Tree weight $w$ is computed using weighted error or $1 - accuracy$

$w_t = \frac12 log(\frac{1-weighted\_error_t}{weighted\_error_t})$ for each base classifier.

For correct samples weights will be decreased $e^w$ times, and for incorrect classified samples increased  $e^w$ times.

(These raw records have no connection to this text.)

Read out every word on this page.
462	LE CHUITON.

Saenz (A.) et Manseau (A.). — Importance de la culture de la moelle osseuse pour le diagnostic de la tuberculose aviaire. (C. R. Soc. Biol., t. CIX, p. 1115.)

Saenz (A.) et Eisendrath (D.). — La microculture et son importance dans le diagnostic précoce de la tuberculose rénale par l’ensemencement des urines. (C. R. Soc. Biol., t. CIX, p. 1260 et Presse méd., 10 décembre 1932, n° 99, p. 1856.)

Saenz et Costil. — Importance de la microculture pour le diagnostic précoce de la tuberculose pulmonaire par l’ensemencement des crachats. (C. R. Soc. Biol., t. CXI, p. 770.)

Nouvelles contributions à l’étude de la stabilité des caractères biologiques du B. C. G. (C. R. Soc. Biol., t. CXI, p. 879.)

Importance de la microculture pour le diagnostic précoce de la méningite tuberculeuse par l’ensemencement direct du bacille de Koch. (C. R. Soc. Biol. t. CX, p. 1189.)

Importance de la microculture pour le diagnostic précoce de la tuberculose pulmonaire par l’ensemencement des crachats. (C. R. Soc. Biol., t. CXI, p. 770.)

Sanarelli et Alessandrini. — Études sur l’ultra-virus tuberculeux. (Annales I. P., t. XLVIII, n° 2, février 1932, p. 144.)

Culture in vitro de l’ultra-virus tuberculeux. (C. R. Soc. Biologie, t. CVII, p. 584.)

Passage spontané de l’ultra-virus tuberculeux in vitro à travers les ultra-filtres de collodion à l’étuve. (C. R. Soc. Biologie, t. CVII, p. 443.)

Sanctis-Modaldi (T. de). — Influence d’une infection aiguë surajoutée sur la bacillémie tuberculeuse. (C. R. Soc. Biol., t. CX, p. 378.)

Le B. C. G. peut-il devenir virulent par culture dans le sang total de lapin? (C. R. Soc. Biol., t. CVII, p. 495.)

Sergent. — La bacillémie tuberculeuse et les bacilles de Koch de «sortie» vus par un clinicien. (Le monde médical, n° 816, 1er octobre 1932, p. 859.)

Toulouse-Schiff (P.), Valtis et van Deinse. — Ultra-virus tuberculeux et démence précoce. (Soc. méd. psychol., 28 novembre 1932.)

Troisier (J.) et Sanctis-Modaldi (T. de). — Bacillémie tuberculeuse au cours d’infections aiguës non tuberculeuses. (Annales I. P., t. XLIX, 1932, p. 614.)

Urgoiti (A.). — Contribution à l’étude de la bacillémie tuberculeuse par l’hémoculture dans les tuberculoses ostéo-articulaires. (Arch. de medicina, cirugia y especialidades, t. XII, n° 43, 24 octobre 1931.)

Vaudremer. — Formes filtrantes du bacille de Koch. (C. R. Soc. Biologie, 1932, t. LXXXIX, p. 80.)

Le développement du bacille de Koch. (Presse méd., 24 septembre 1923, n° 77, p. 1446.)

After this changes we normalize weights.

In [None]:
n_trees = 3
tree_weights = np.zeros(n_trees)
classifiers = []
train_samples = X_train.shape[0]
# initialize sample weights
sample_weights = np.ones(train_samples) / train_samples
for i in range(n_trees):
    clf = DecisionTreeClassifier(min_samples_leaf=3, random_state=42)
    clf.fit(X_train, y_train, sample_weight=sample_weights)
    pred = clf.predict(X_train)
    acc = accuracy_score(y_train, pred, sample_weight=sample_weights)
    # Calculate tree weight
    w = ...
    tree_weights[i] = w
    classifiers.append(clf)
    # Update sample weights
    for j in range(train_samples):
        if pred[j] != y[j]:
            sample_weights[j] = sample_weights[j] * np.exp(w)
        else:
            sample_weights[j] = sample_weights[j] * np.exp((-w))
    # normalize the weights
    sample_weights = sample_weights / np.sum(sample_weights)

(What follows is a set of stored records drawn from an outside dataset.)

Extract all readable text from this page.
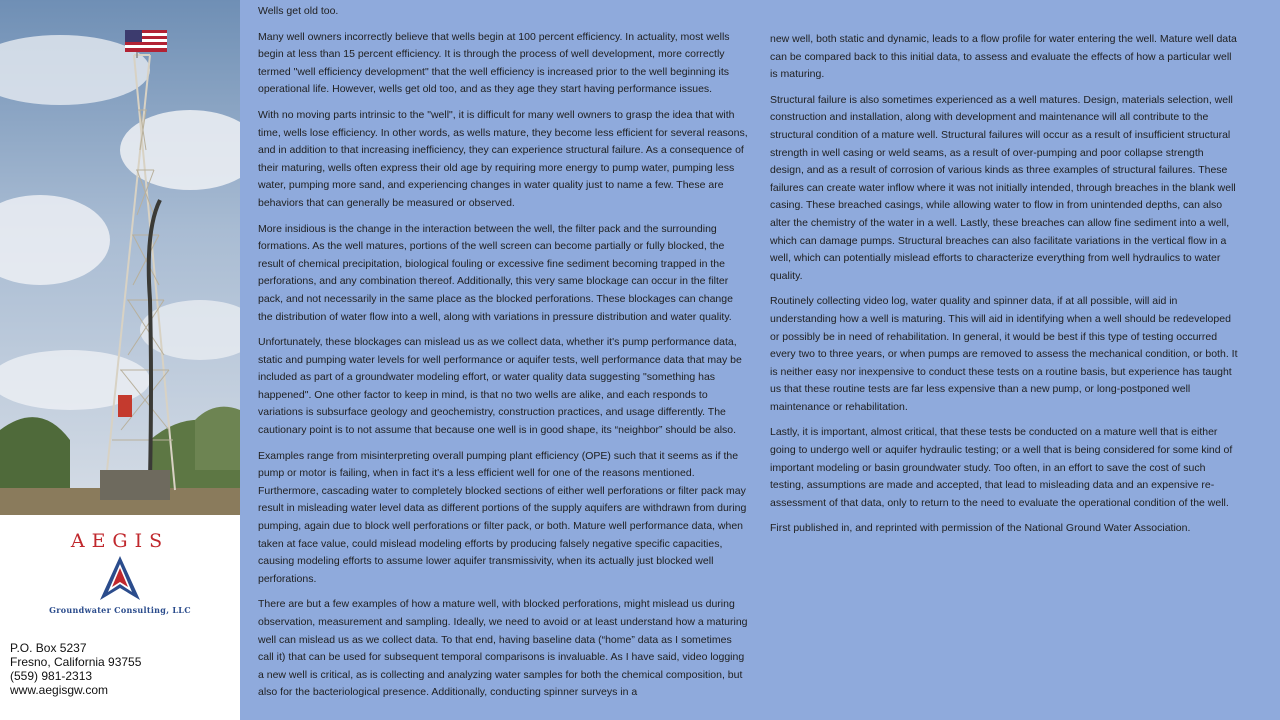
AEGIS
Groundwater Consulting, LLC
P.O. Box 5237
Fresno, California 93755
(559) 981-2313
www.aegisgw.com

Wells get old too.

Many well owners incorrectly believe that wells begin at 100 percent efficiency. In actuality, most wells begin at less than 15 percent efficiency. It is through the process of well development, more correctly termed "well efficiency development" that the well efficiency is increased prior to the well beginning its operational life. However, wells get old too, and as they age they start having performance issues.

With no moving parts intrinsic to the "well", it is difficult for many well owners to grasp the idea that with time, wells lose efficiency. In other words, as wells mature, they become less efficient for several reasons, and in addition to that increasing inefficiency, they can experience structural failure. As a consequence of their maturing, wells often express their old age by requiring more energy to pump water, pumping less water, pumping more sand, and experiencing changes in water quality just to name a few. These are behaviors that can generally be measured or observed.

More insidious is the change in the interaction between the well, the filter pack and the surrounding formations. As the well matures, portions of the well screen can become partially or fully blocked, the result of chemical precipitation, biological fouling or excessive fine sediment becoming trapped in the perforations, and any combination thereof. Additionally, this very same blockage can occur in the filter pack, and not necessarily in the same place as the blocked perforations. These blockages can change the distribution of water flow into a well, along with variations in pressure distribution and water quality.

Unfortunately, these blockages can mislead us as we collect data, whether it's pump performance data, static and pumping water levels for well performance or aquifer tests, well performance data that may be included as part of a groundwater modeling effort, or water quality data suggesting "something has happened". One other factor to keep in mind, is that no two wells are alike, and each responds to variations is subsurface geology and geochemistry, construction practices, and usage differently. The cautionary point is to not assume that because one well is in good shape, its “neighbor” should be also.

Examples range from misinterpreting overall pumping plant efficiency (OPE) such that it seems as if the pump or motor is failing, when in fact it's a less efficient well for one of the reasons mentioned. Furthermore, cascading water to completely blocked sections of either well perforations or filter pack may result in misleading water level data as different portions of the supply aquifers are withdrawn from during pumping, again due to block well perforations or filter pack, or both. Mature well performance data, when taken at face value, could mislead modeling efforts by producing falsely negative specific capacities, causing modeling efforts to assume lower aquifer transmissivity, when its actually just blocked well perforations.

There are but a few examples of how a mature well, with blocked perforations, might mislead us during observation, measurement and sampling. Ideally, we need to avoid or at least understand how a maturing well can mislead us as we collect data. To that end, having baseline data (“home” data as I sometimes call it) that can be used for subsequent temporal comparisons is invaluable. As I have said, video logging a new well is critical, as is collecting and analyzing water samples for both the chemical composition, but also for the bacteriological presence. Additionally, conducting spinner surveys in a

new well, both static and dynamic, leads to a flow profile for water entering the well. Mature well data can be compared back to this initial data, to assess and evaluate the effects of how a particular well is maturing.

Structural failure is also sometimes experienced as a well matures. Design, materials selection, well construction and installation, along with development and maintenance will all contribute to the structural condition of a mature well. Structural failures will occur as a result of insufficient structural strength in well casing or weld seams, as a result of over-pumping and poor collapse strength design, and as a result of corrosion of various kinds as three examples of structural failures. These failures can create water inflow where it was not initially intended, through breaches in the blank well casing. These breached casings, while allowing water to flow in from unintended depths, can also alter the chemistry of the water in a well. Lastly, these breaches can allow fine sediment into a well, which can damage pumps. Structural breaches can also facilitate variations in the vertical flow in a well, which can potentially mislead efforts to characterize everything from well hydraulics to water quality.

Routinely collecting video log, water quality and spinner data, if at all possible, will aid in understanding how a well is maturing. This will aid in identifying when a well should be redeveloped or possibly be in need of rehabilitation. In general, it would be best if this type of testing occurred every two to three years, or when pumps are removed to assess the mechanical condition, or both. It is neither easy nor inexpensive to conduct these tests on a routine basis, but experience has taught us that these routine tests are far less expensive than a new pump, or long-postponed well maintenance or rehabilitation.

Lastly, it is important, almost critical, that these tests be conducted on a mature well that is either going to undergo well or aquifer hydraulic testing; or a well that is being considered for some kind of important modeling or basin groundwater study. Too often, in an effort to save the cost of such testing, assumptions are made and accepted, that lead to misleading data and an expensive re-assessment of that data, only to return to the need to evaluate the operational condition of the well.

First published in, and reprinted with permission of the National Ground Water Association.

Use trees voting to calculate final predictions. Since we have a binary classification, the prediction will be calculated as follows:

$\hat{y} = sign(\sum_{t=1}^{T}(w_t f_t(x)))$

In [None]:
n_test = X_test.shape[0]

pred = np.zeros(n_test)

# Aggregate the  predictions
...

for i in range(n_test):
    pred[i] = 1 if pred[i] > 0 else -1


acc = accuracy_score(y_test, pred)
print("Boosting accuracy:", acc)


# [AdaBoost](https://en.wikipedia.org/wiki/AdaBoost)
Sklearn has many ensemble [methods](https://scikit-learn.org/stable/modules/classes.html#module-sklearn.ensemble)

In [None]:
from sklearn.ensemble import AdaBoostClassifier

clf = AdaBoostClassifier(
    DecisionTreeClassifier(max_depth=1),
    n_estimators=100
)
clf = clf.fit(X_train, y_train)
print('AdaBoost accuracy:', clf.score(X_test, y_test))


## Conclusion
In this lab work, we explored different methods for building ensemble models in machine learning. We started with the Bagging method, which uses bootstrap to create different subsamples of data and aggregate the results, which helps improve the generalizability of the model.

We then looked at Random Forests, which combines multiple decision trees to improve the accuracy and robustness of the model.

Finally, we examined AdaBoost, which consistently trains weak models on weighted subsets of data, focusing on those samples that present the greatest difficulty for previous models.